On 11/24/11 2:20 PM, David L Wetzell wrote:
Let me start off by saying that I'm thankful for this list-serve of people passionate about electoral reform and that you put together a working consensus statement. I'm trying to work it some more...

My belief is that the US's system makes it necessary to frame electoral reform simply and to limit the options proffered.

but they should be *good* options. limiting the proffered options to IRV is proven by our experience in Vermont to eventually fail.

  This is what FairVote does and they do it well.

no they don't. FairVote sells ranked-choice voting and the IRV/STV method of tabulating the ranked ballots as if they are the same thing. i.e., once they convince voters, city councilors, and legislators that ranked-choice voting is a good thing (by accurately pointing out what is wrong with FPTP in a multiparty context and/or viable independent candidates), they present IRV as it is the only solution. that backfired BIG TIME here in Burlington Vermont.

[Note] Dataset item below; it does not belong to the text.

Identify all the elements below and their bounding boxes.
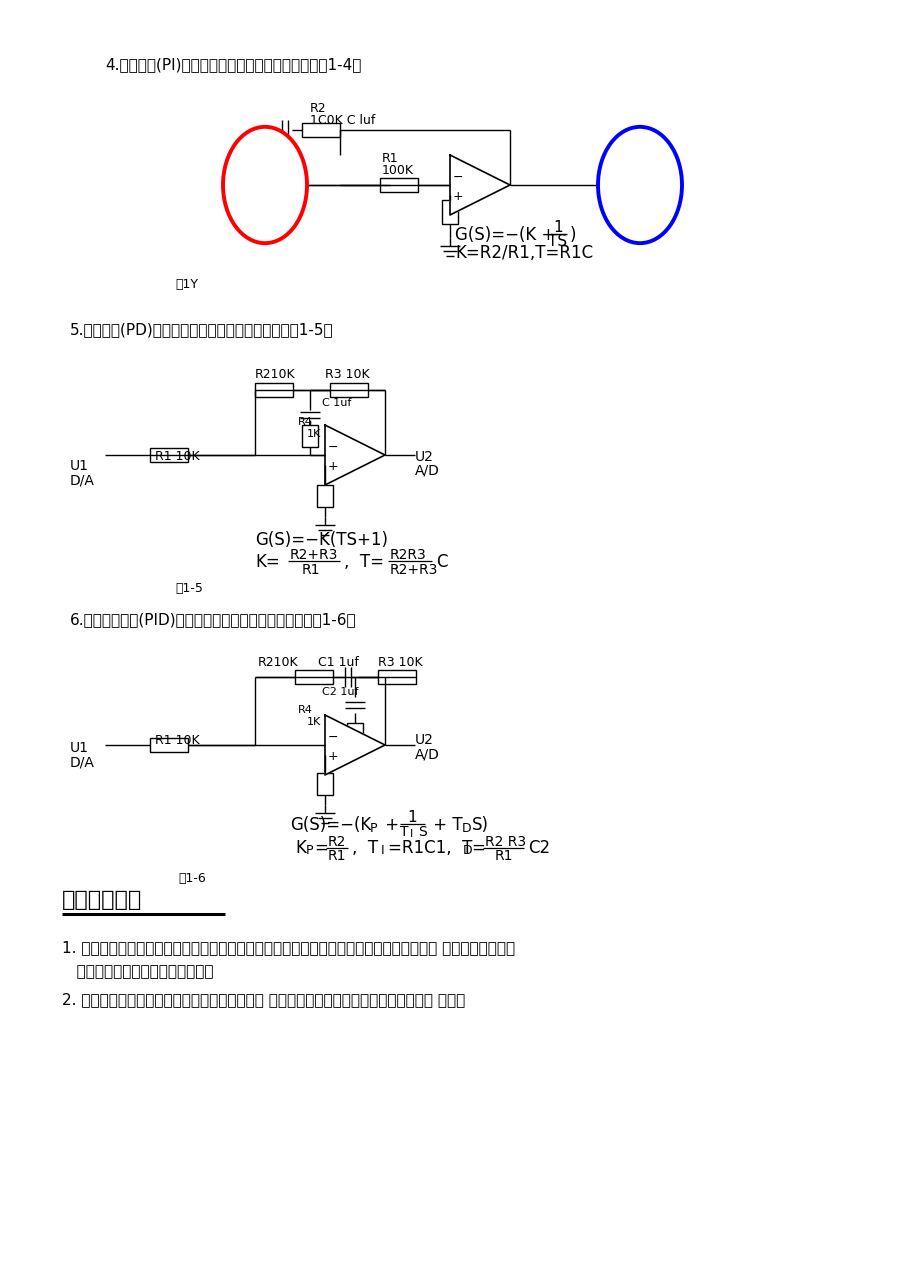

If you're going to undercut their marketing strategy then ethically the burden of proof is on you wrt providing a clear-cut alternative to IRV3.

Condorcet.

which Condorcet method i am not so particular about, but simplicity is good. Schulze may be the best from a functional POV (resistance to strategy) but, while i have a lot of respect for Markus, the Schulze method appears complicated and will be a hard sell. i also do not think that cycles will be common in governmental elections and am convinced that when a cycle rarely occurs, it will never involve more than 3 candidates in the Smith set. given a bunch of Condorcet-compliant methods that all pick the same winner in the 3-candidate Smith set, the simplest method should be the one marketed to the public and to legislators.

--

r b-j                  r...@audioimagination.com

"Imagination is more important than knowledge."